Accra Stadium Violence (May 2001)
Approximately 126 people died in a stampede during a Hearts of Oak vs Asante Kotoko football match at the Accra sports stadium in 2001 in May. Trouble began towards the end of the match. Seeing their team trailing 1-2, Asante Kotoko supporters started breaking chairs and throwing them on to the pitch. Police started firing tear gas, prompting the crowd to rush for exits in the 50,000-capacity stadium, resulting in over a hundred deaths and innumerable injuries.
Guatemala-Costa Rica Stampede (October 1996)
The World Cup qualifying match between Guatemala and Costa Rica in October 1996 will be remembered as a dark hour as at least 82 people died and 147 got injured in a stampede. According to reports, the stadium in Guatemala City, having a capacity of 45,000, was overloaded with fans. It was also reported that angry supporters kicked down an entrance door in the south stands, resulting in those at the front tumbling down.
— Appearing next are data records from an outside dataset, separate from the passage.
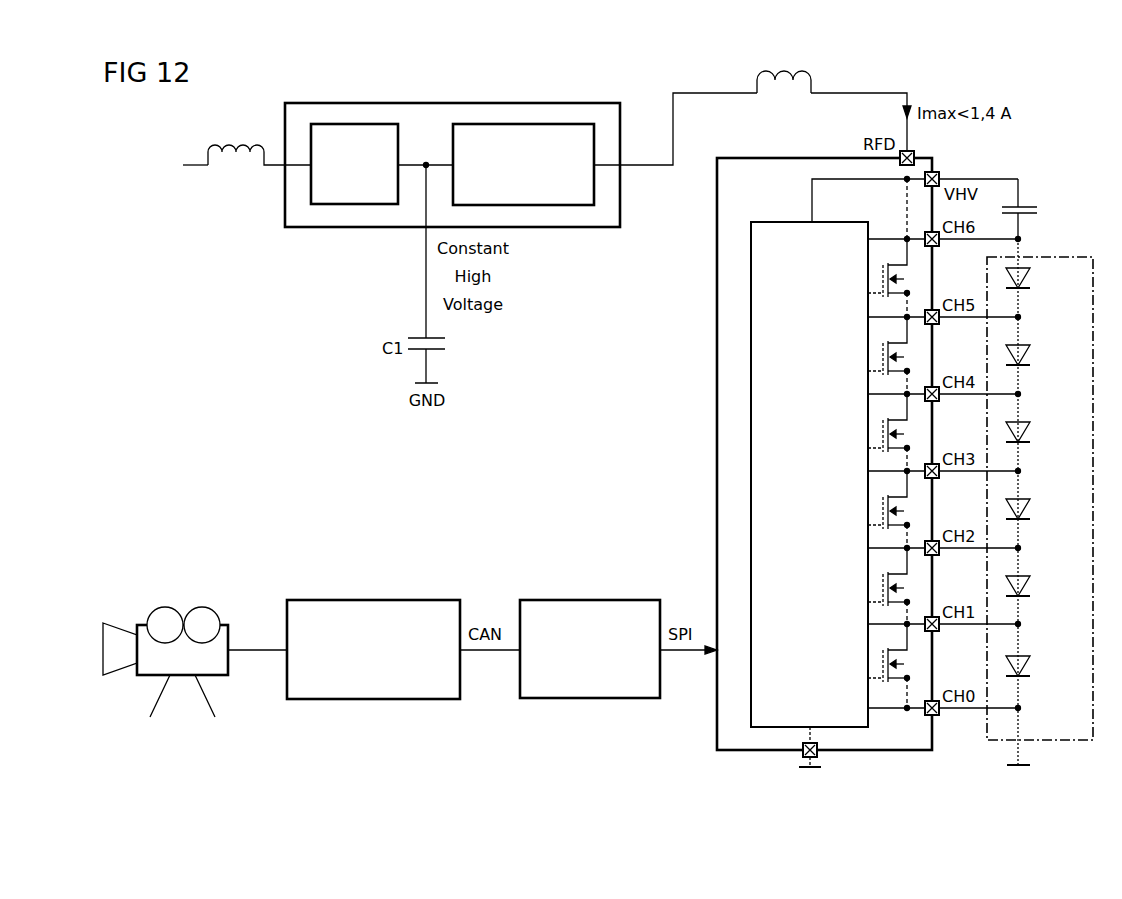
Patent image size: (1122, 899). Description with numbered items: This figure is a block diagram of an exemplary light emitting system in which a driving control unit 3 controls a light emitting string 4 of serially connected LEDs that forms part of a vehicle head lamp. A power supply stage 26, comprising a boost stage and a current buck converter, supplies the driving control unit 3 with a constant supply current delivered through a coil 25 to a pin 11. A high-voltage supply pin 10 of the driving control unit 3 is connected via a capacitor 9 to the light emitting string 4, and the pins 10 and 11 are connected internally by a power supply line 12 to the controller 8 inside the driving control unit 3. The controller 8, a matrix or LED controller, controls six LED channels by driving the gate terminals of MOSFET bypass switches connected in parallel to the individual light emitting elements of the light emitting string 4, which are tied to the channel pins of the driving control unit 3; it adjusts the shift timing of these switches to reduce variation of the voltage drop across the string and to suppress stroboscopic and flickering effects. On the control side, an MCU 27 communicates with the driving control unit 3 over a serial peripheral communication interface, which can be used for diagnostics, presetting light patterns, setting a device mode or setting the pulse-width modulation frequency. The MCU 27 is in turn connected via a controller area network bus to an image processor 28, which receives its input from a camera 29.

The power supply with boost and current buck converter 26 is at (453, 103).
The coil 25 is at (784, 86).
The power supply line 12 is at (829, 179).
The controller 8 is at (780, 222).
The pin 11 is at (915, 167).
The high-voltage supply pin 10 is at (944, 182).
The capacitor 9 is at (1023, 205).
The light emitting string 4 is at (1075, 257).
The driving control unit 3 is at (717, 455).
The camera 29 is at (200, 606).
The image processor 28 is at (375, 600).
The MCU 27 is at (592, 600).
Guards opened security gates that led to the playing arena but could not stop the stampede.
Dasharath Stadium Disaster (March 1988)
Ninety-three people were killed and 100 more were injured during a 1988 Tribhuvan Challenge Shield football match between Janakpur Cigarette Factory and Bangladeshi side Liberation Army at the Dasharath Stadium in Kathmandu. The incident occurred when fans tried to flee from a hailstorm inside the stadium – the worst football disaster in Nepal. Since the stadium doors were locked, the crowd could not flee, resulting in the large number of fatalities.
Hillsborough Disaster (April 1989)
At least 97 people died while more than 700 were injured in the Hillsborough disaster in April 1989 during the FA Cup semifinal between Liverpool and Nottingham Forest. 10-year-old Jon-Paul Gilhooley, a cousin of former Liverpool and England great Steven Gerrard, was the youngest to lose his life. The tragedy was attributed mainly due to overcrowding.
Ellis Park Stadium Disaster (April 2001)
Forty-three people lost their lives during the Ellis Park Stadium disaster during a local Soweto derby between Kaizer Chiefs and Orlando Pirates in 2001. According to reports, around 30,000 fans tried to force entry into the sold-out 60,000-capacity Ellis Park Stadium, reportedly after an Orlando Pirates equaliser. That led to chaos and destruction.
Bradford Stadium Fire (May 1985)
Fifty-six people were killed and more than 250 injured when a fire broke out during a third division football match between Bradford City and Lincoln City in Britain in May 1985. Just before halftime, the first signs of a fire were noticed on block G by a television commentator. Within minutes, it engulfed the whole stand due to windy conditions. Many burnt to death while trying to escape, since the exit doors were closed.